7 Ocak 2021

Rengarenk Türkiye Mozaiği

ile Birsen Çevik Akgünlü

2013 yılında BÜMED Dergi’de yayımlanan yazımdan:

”Boğaziçi Ekonomi Bölümünden 1996 yılında mezun oldum. Bana sanki dünmüş gibi geliyor, ama tam 17 sene olmuş…. Sanırım ‘dün gibi’ hissi, bu süre içerisinde okuldan hiç kopmamış olmamdan kaynaklanıyor. Teorik anlamda koptum aslında. Kariyerimi kurumsal alanda inşa ettim. Master ya da doktora da yapmadım. Ama Kampüsle aramda her zaman bir bağ kaldı.

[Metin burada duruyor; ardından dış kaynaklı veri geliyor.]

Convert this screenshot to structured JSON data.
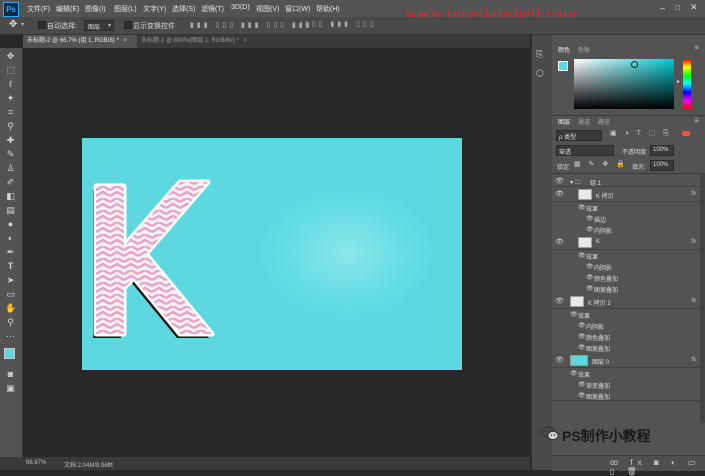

Baharı Güney Kampüs’te karşılama alışkanlığımdan hiç vazgeçmedim örneğin. Her sene İstanbul’un ısınmaya başladığı ilk günlerde çimenlere koşarım. Yakın üniversite arkadaşlarım ile yaza merhaba partimiz, mutlaka Manzara’da dürüm ve bira eşliğinde olur. Tam da eski günlerdeki gibi…

Üniversite tercihi yaparken sadece akademik eğitim alacağımız yeri seçmiyoruz, hayat görüşümüzün ve değerlerimizin şekillendiği ortamı da seçiyoruz. Boğaziçi bana çok şey kattı. En çok da ‘açık fikirliliği’, ‘özgürlük alanlarına saygı duymayı’, ‘farklılıkları eleştirmek yerine bunlarla hayatı renklendirmeyi’ öğretti. Yurtta odamı paylaştığım arkadaşlarım değişse de, rengarenk Türkiye mozaiği hiç değişmedi. Hepsi ile çok değişik paylaşımlarım oldu, geriye dönüp baktığımda gülümseyerek andığım…

Hepimiz birbirimizden birşeyler öğrendik, beraber büyüdük. Boğaziçi damarlarımıza bir grubun parçası olmanın keyfini enjekte etti. Bu yüzdendir ki hiç kopmadık.

Boğaziçi’nin bana öğrettikleri, iş hayatında değişik görüşlere değer vermemi ve ekip olmanın gücüne inanmamı sağladı. Ve kariyerimdeki tecrübelerim de gösterdi ki, ancak ekip kazanımlarını bireysel hırslarının üzerinde tutan ve farklılıkların sinerjisinden yararlanabilen organizasyonlar başarıya ulaşabiliyor.

Kampüste olmak bana her zaman çok iyi geliyor. Okul günlerinin ‘Birsen’ine geri dönmemi, hayata ve kariyerime daha heyecanla ve merakla bakmamı sağlıyor. Bazen gündelik koşuşturmacalar ve rutin içinde yerimde saydığımı hissettiğim zamanlar oluyor. Böyle zamanlarda, Petek’te oturup Boğaz’ı uzun uzun seyrediyorum. Körleşen gözlerimin ve zihnimin açıldığını, çok daha farklı bir perspektiften bakmaya başladığımı hissediyorum. Gençlik heyecanım ve enerjim geri geliyor.

Yıllar akıp geçiyor, nesiller değişiyor ama Boğaziçi onu özel kılan değerleri ile bizi kucaklamaya devam ediyor. Tüm mezun arkadaşlarıma, Kampüs’te gençlikleri ile buluşmalarını ve bugünlerine bir de o gözle bakmalarını tavsiye ederim.”